Fanno ubriacare una ragazza di 15 anni: lei finisce in ospedale, loro denunciati
Menaggio Quattro ragazzi sotto accusa: non hanno allertato i soccorsi quando la giovane è collassata. Si conclude in Procura la notte folle di un gruppo di giovanissimi alla vigilia della festa per il 2 Giugno
Lettura 1 min.Menaggio
Quando gli agenti di Polizia locale sono arrivati in piazza e hanno trovato una quindicenne a terra, semicosciente, sulla soglia del coma etilico a causa dell’alcol ingerito, hanno chiesto al gruppetto di ragazzi vicino a lei se la conoscevano. O se sapevano cosa le fosse accaduto. E per tutta risposta loro hanno negato.

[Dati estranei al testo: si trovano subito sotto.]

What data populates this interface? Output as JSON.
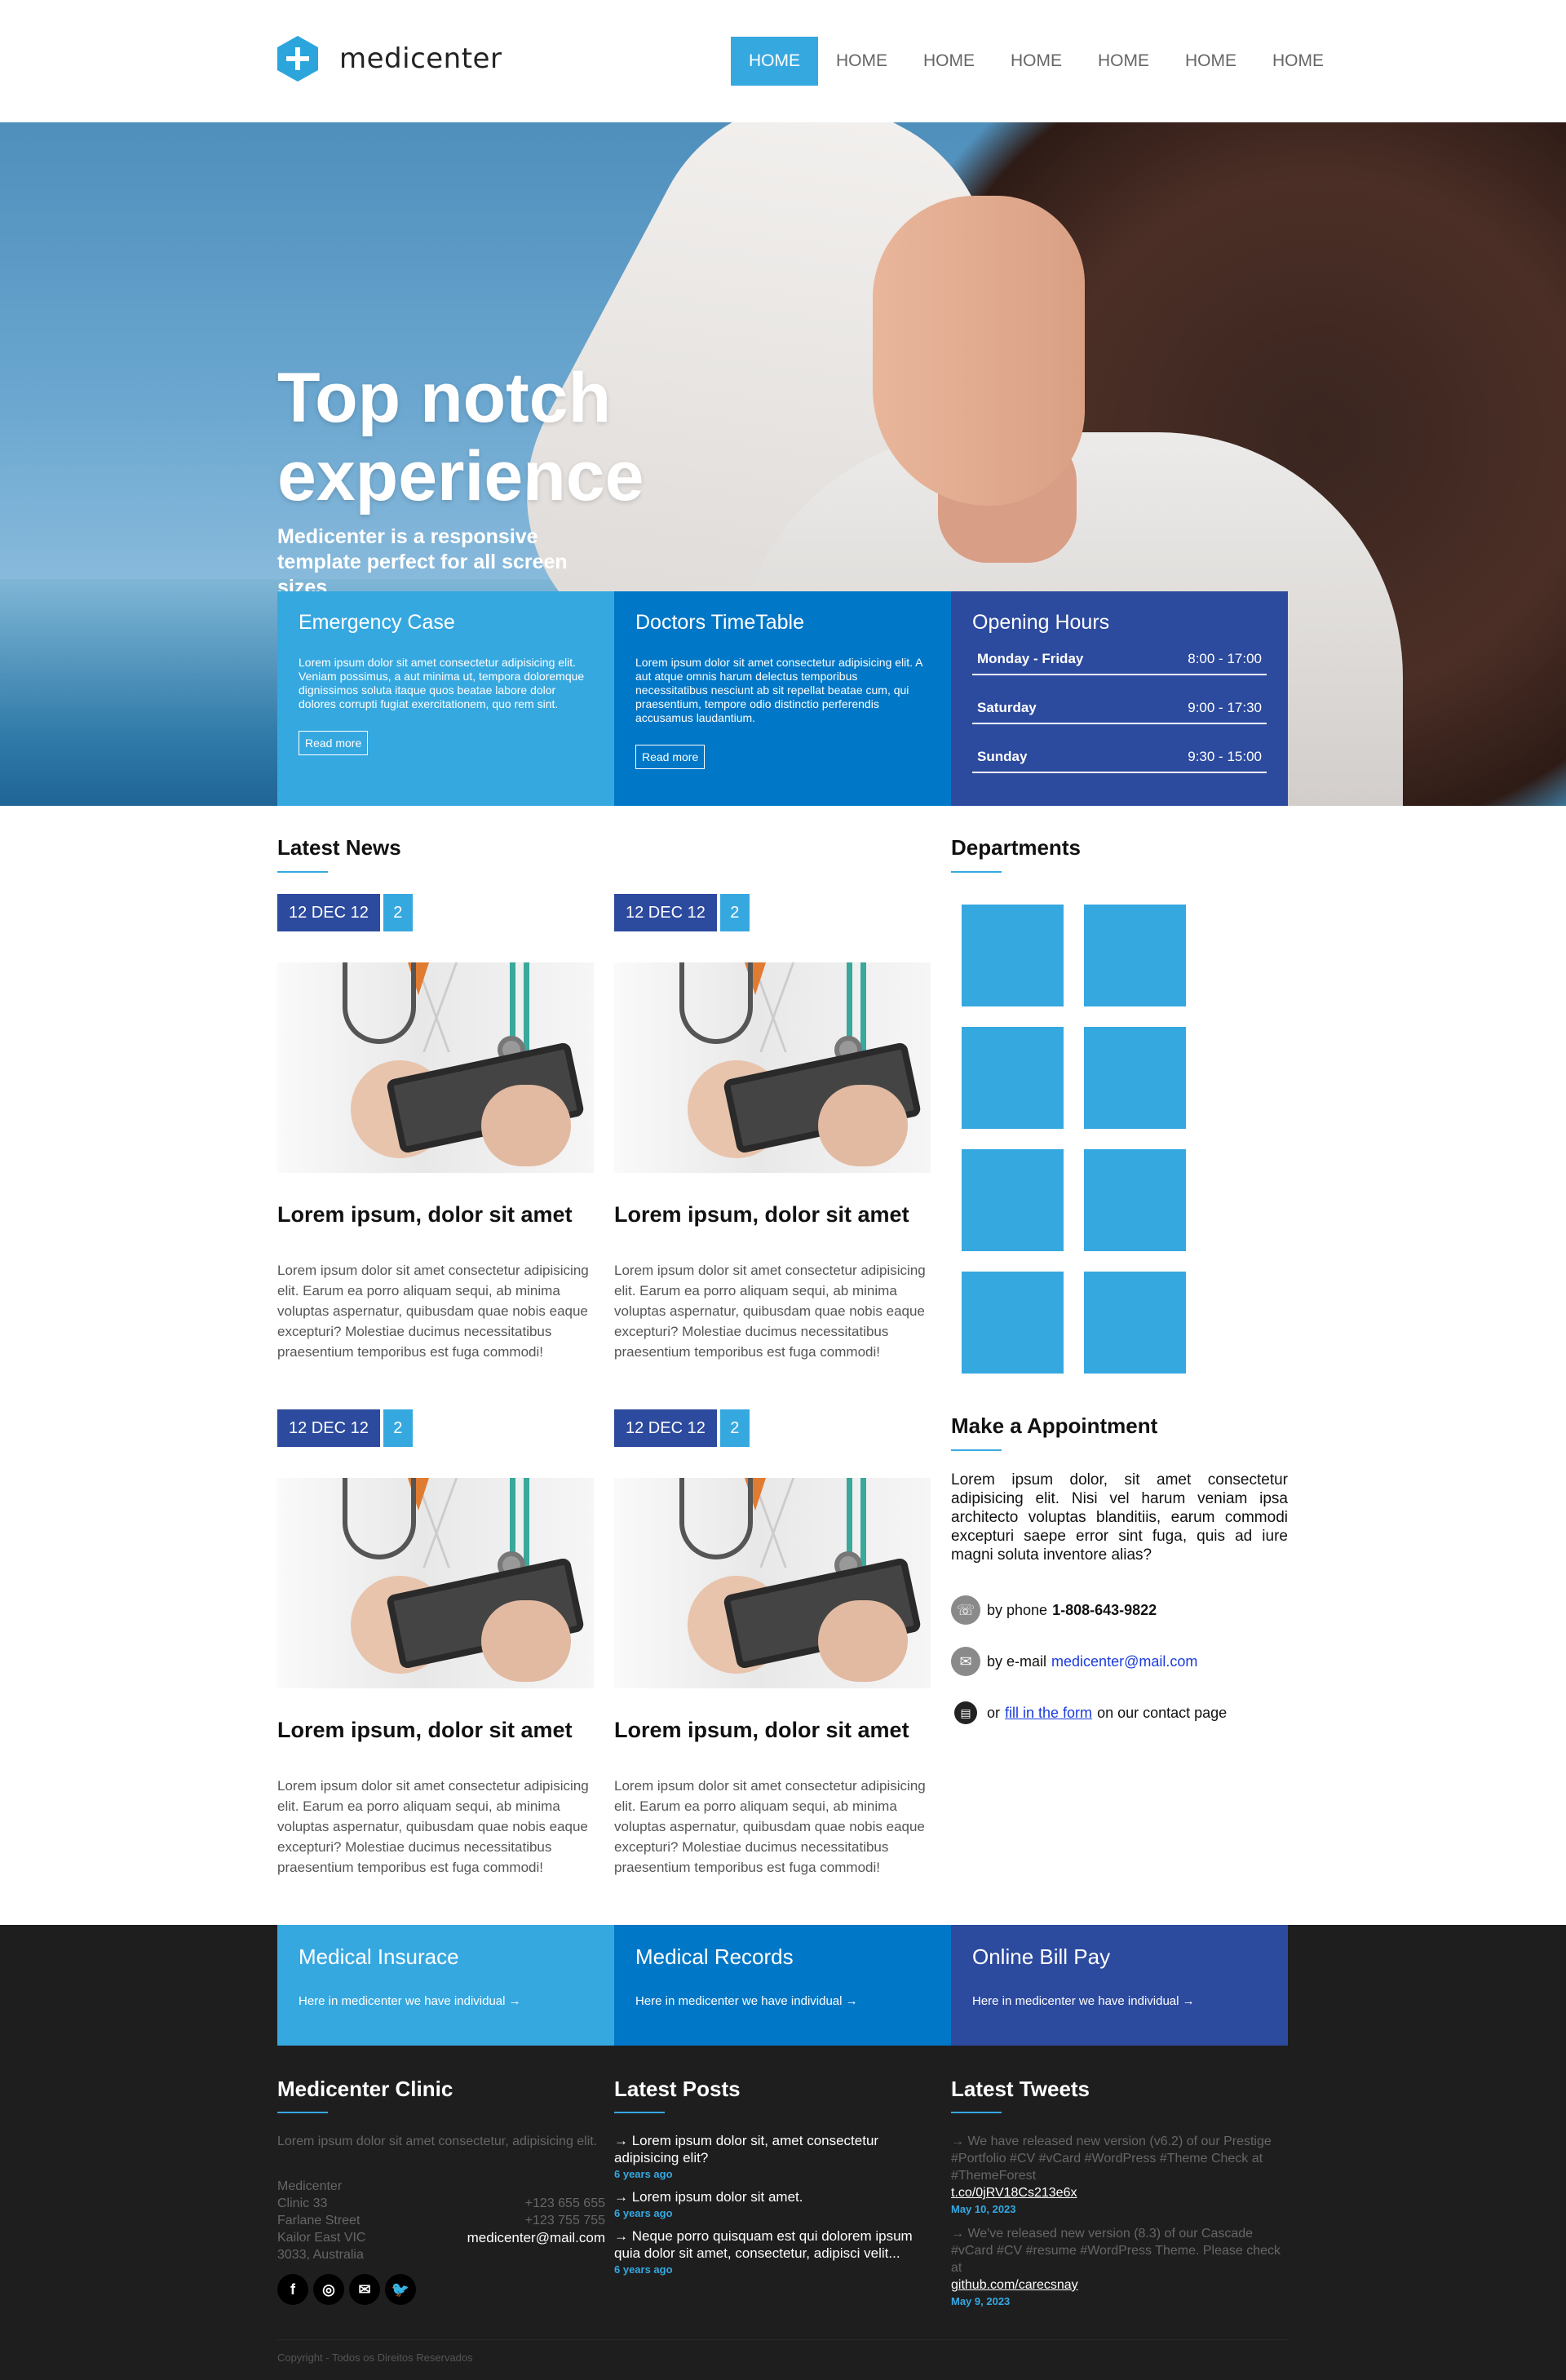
{
  "header": {
    "brand": "medicenter",
    "nav": [
      "HOME",
      "HOME",
      "HOME",
      "HOME",
      "HOME",
      "HOME",
      "HOME"
    ],
    "active_index": 0
  },
  "hero": {
    "title": "Top notch experience",
    "subtitle": "Medicenter is a responsive template perfect for all screen sizes"
  },
  "info_boxes": [
    {
      "title": "Emergency Case",
      "text": "Lorem ipsum dolor sit amet consectetur adipisicing elit. Veniam possimus, a aut minima ut, tempora doloremque dignissimos soluta itaque quos beatae labore dolor dolores corrupti fugiat exercitationem, quo rem sint.",
      "button": "Read more",
      "color": "#36a8e0"
    },
    {
      "title": "Doctors TimeTable",
      "text": "Lorem ipsum dolor sit amet consectetur adipisicing elit. A aut atque omnis harum delectus temporibus necessitatibus nesciunt ab sit repellat beatae cum, qui praesentium, tempore odio distinctio perferendis accusamus laudantium.",
      "button": "Read more",
      "color": "#0077c7"
    },
    {
      "title": "Opening Hours",
      "color": "#2c4a9e",
      "hours": [
        {
          "day": "Monday - Friday",
          "time": "8:00 - 17:00"
        },
        {
          "day": "Saturday",
          "time": "9:00 - 17:30"
        },
        {
          "day": "Sunday",
          "time": "9:30 - 15:00"
        }
      ]
    }
  ],
  "news": {
    "heading": "Latest News",
    "items": [
      {
        "date": "12 DEC 12",
        "comments": "2",
        "title": "Lorem ipsum, dolor sit amet",
        "text": "Lorem ipsum dolor sit amet consectetur adipisicing elit. Earum ea porro aliquam sequi, ab minima voluptas aspernatur, quibusdam quae nobis eaque excepturi? Molestiae ducimus necessitatibus praesentium temporibus est fuga commodi!"
      },
      {
        "date": "12 DEC 12",
        "comments": "2",
        "title": "Lorem ipsum, dolor sit amet",
        "text": "Lorem ipsum dolor sit amet consectetur adipisicing elit. Earum ea porro aliquam sequi, ab minima voluptas aspernatur, quibusdam quae nobis eaque excepturi? Molestiae ducimus necessitatibus praesentium temporibus est fuga commodi!"
      },
      {
        "date": "12 DEC 12",
        "comments": "2",
        "title": "Lorem ipsum, dolor sit amet",
        "text": "Lorem ipsum dolor sit amet consectetur adipisicing elit. Earum ea porro aliquam sequi, ab minima voluptas aspernatur, quibusdam quae nobis eaque excepturi? Molestiae ducimus necessitatibus praesentium temporibus est fuga commodi!"
      },
      {
        "date": "12 DEC 12",
        "comments": "2",
        "title": "Lorem ipsum, dolor sit amet",
        "text": "Lorem ipsum dolor sit amet consectetur adipisicing elit. Earum ea porro aliquam sequi, ab minima voluptas aspernatur, quibusdam quae nobis eaque excepturi? Molestiae ducimus necessitatibus praesentium temporibus est fuga commodi!"
      }
    ]
  },
  "departments": {
    "heading": "Departments",
    "tile_color": "#36a8e0",
    "tile_count": 8
  },
  "appointment": {
    "heading": "Make a Appointment",
    "text": "Lorem ipsum dolor, sit amet consectetur adipisicing elit. Nisi vel harum veniam ipsa architecto voluptas blanditiis, earum commodi excepturi saepe error sint fuga, quis ad iure magni soluta inventore alias?",
    "phone_label": "by phone",
    "phone": "1-808-643-9822",
    "email_label": "by e-mail",
    "email": "medicenter@mail.com",
    "form_prefix": "or",
    "form_link": "fill in the form",
    "form_suffix": "on our contact page"
  },
  "footer_boxes": [
    {
      "title": "Medical Insurace",
      "text": "Here in medicenter we have individual →",
      "color": "#36a8e0"
    },
    {
      "title": "Medical Records",
      "text": "Here in medicenter we have individual →",
      "color": "#0077c7"
    },
    {
      "title": "Online Bill Pay",
      "text": "Here in medicenter we have individual →",
      "color": "#2c4a9e"
    }
  ],
  "clinic": {
    "heading": "Medicenter Clinic",
    "intro": "Lorem ipsum dolor sit amet consectetur, adipisicing elit.",
    "address": [
      "Medicenter",
      "Clinic 33",
      "Farlane Street",
      "Kailor East VIC",
      "3033, Australia"
    ],
    "phones": [
      "+123 655 655",
      "+123 755 755"
    ],
    "email": "medicenter@mail.com"
  },
  "latest_posts": {
    "heading": "Latest Posts",
    "items": [
      {
        "title": "→ Lorem ipsum dolor sit, amet consectetur adipisicing elit?",
        "ago": "6 years ago"
      },
      {
        "title": "→ Lorem ipsum dolor sit amet.",
        "ago": "6 years ago"
      },
      {
        "title": "→ Neque porro quisquam est qui dolorem ipsum quia dolor sit amet, consectetur, adipisci velit...",
        "ago": "6 years ago"
      }
    ]
  },
  "latest_tweets": {
    "heading": "Latest Tweets",
    "items": [
      {
        "text": "→ We have released new version (v6.2) of our Prestige #Portfolio #CV #vCard #WordPress #Theme Check at #ThemeForest",
        "link": "t.co/0jRV18Cs213e6x",
        "date": "May 10, 2023"
      },
      {
        "text": "→ We've released new version (8.3) of our Cascade #vCard #CV #resume #WordPress Theme. Please check at",
        "link": "github.com/carecsnay",
        "date": "May 9, 2023"
      }
    ]
  },
  "social": [
    {
      "icon": "facebook-icon",
      "glyph": "f"
    },
    {
      "icon": "instagram-icon",
      "glyph": "◎"
    },
    {
      "icon": "email-icon",
      "glyph": "✉"
    },
    {
      "icon": "twitter-icon",
      "glyph": "🐦"
    }
  ],
  "copyright": "Copyright - Todos os Direitos Reservados"
}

Due settimane dopo si ritrovano tutti quanti sotto accusa. Si tratta di un neodiciottenne indagato dalla Procura di Como, e altri tre minorenni, sulle cui sorti è chiamato a pronunciarsi il Tribunale per i minori di Milano. Secondo i Carabinieri di Menaggio, che hanno indagato a partire dalla segnalazione dei colleghi della Polizia locale, i quattro avrebbero costretto la ragazza a ubriacarsi e, una volta collassata a terra, non hanno chiamato i soccorsi. Anzi.
L’allarme
La vicenda risale alla notte della vigilia della Festa della Repubblica, tra l’1 e il 2 giugno scorsi. Quando gli uomini della locale sono intervenuti nel vie centrali di Menaggio su segnalazione di alcuni residenti, che avevano segnalato un gruppetto di ragazzi protagonista di schiamazzi, urla e lancio di bottiglie di vetro in mezzo alla strada.

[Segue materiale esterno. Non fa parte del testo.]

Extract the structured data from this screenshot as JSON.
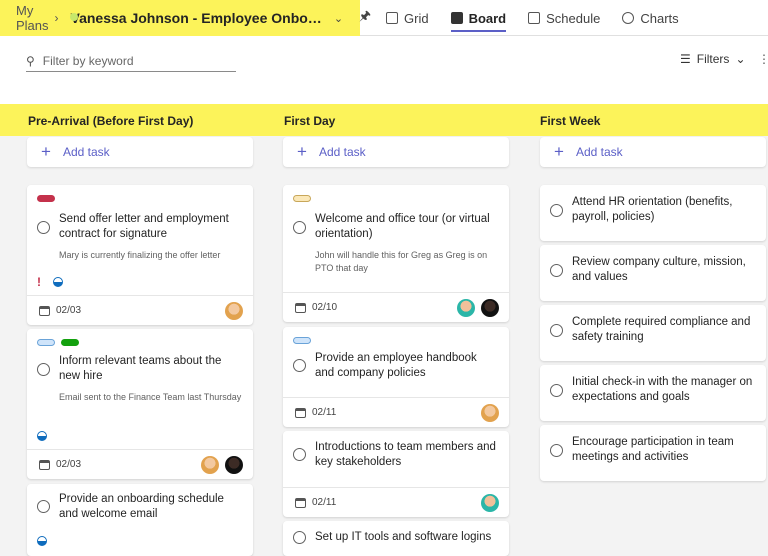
{
  "breadcrumb": {
    "root": "My Plans",
    "plan_title": "Vanessa Johnson - Employee Onbo…"
  },
  "views": {
    "grid": "Grid",
    "board": "Board",
    "schedule": "Schedule",
    "charts": "Charts",
    "active": "Board"
  },
  "search": {
    "placeholder": "Filter by keyword"
  },
  "filters": {
    "label": "Filters"
  },
  "colors": {
    "highlight": "#fcf35a",
    "accent": "#5b5fc7",
    "label_red": "#c4314b",
    "label_green": "#13a10e",
    "label_light_blue": "#cfe4fa",
    "label_beige": "#fbe8b8"
  },
  "buckets": [
    {
      "title": "Pre-Arrival (Before First Day)",
      "add_task": "Add task",
      "cards": [
        {
          "title": "Send offer letter and employment contract for signature",
          "note": "Mary is currently finalizing the offer letter",
          "urgent": "!",
          "date": "02/03",
          "labels": [
            "red"
          ],
          "avatars": [
            "tan"
          ]
        },
        {
          "title": "Inform relevant teams about the new hire",
          "note": "Email sent to the Finance Team last Thursday",
          "date": "02/03",
          "labels": [
            "light-blue",
            "green"
          ],
          "avatars": [
            "tan",
            "dark"
          ]
        },
        {
          "title": "Provide an onboarding schedule and welcome email"
        }
      ]
    },
    {
      "title": "First Day",
      "add_task": "Add task",
      "cards": [
        {
          "title": "Welcome and office tour (or virtual orientation)",
          "note": "John will handle this for Greg as Greg is on PTO that day",
          "date": "02/10",
          "labels": [
            "beige"
          ],
          "avatars": [
            "teal",
            "dark"
          ]
        },
        {
          "title": "Provide an employee handbook and company policies",
          "date": "02/11",
          "labels": [
            "light-blue"
          ],
          "avatars": [
            "tan"
          ]
        },
        {
          "title": "Introductions to team members and key stakeholders",
          "date": "02/11",
          "avatars": [
            "teal"
          ]
        },
        {
          "title": "Set up IT tools and software logins"
        }
      ]
    },
    {
      "title": "First Week",
      "add_task": "Add task",
      "cards": [
        {
          "title": "Attend HR orientation (benefits, payroll, policies)"
        },
        {
          "title": "Review company culture, mission, and values"
        },
        {
          "title": "Complete required compliance and safety training"
        },
        {
          "title": "Initial check-in with the manager on expectations and goals"
        },
        {
          "title": "Encourage participation in team meetings and activities"
        }
      ]
    }
  ]
}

All’arrivo degli agenti, a terra c’era una ragazzina di 15 anni. Semicosciente, incapace di proferir parola. Quando i soccorritori di Areu sono arrivati e l’hanno trovato in quelle condizioni, l’hanno immediatamente caricata sull’ambulanza e trasportata d’urgenza fino all’ospedale di Gravedona ed Uniti. Fortunatamente la ragazza non è finita in coma etilico. E dopo alcune ore trascorse in osservazione, ha potuto far ritorno a casa sua.
L’inchiesta
Sulla vicenda hanno cominciato a investigare i Carabinieri di Menaggio, che hanno poi inviato l’intero fascicolo in Procura. Grazie all’analisi delle telecamere comunali puntate sul centro del paese, gli inquirenti sono riusciti a ricostruire quanto accaduto.
I quattro giovanissimi hanno avvicinato la quindicenne, che già aveva bevuto, a - secondo l’accusa - l’hanno costretta a bere dei superalcolici che loro avevano con sé. La ragazza non sarebbe in alcun modo riuscita a opporre resistenza alla logica del branco. Fino a quando, all’improvviso, è letteralmente crollata a terra. Ma anche di fronte alla vittima dei loro “scherzi” praticamente incapace di reagire, i quattro hanno pensato di chiamare i soccorsi.
Le accuse nei loro confronti sono pesanti, proprio perché i reati ipotizzati sarebbero stati commessi ai danni di una giovane di soli quindici anni. Sono tutti quanti accusati di omissione di soccorso, di aver provocato uno stato di incapacità mediante somministrazione di sostanze alcooliche, di aver causato uno stato di ubriachezza ad altri e del lancio delle bottiglie.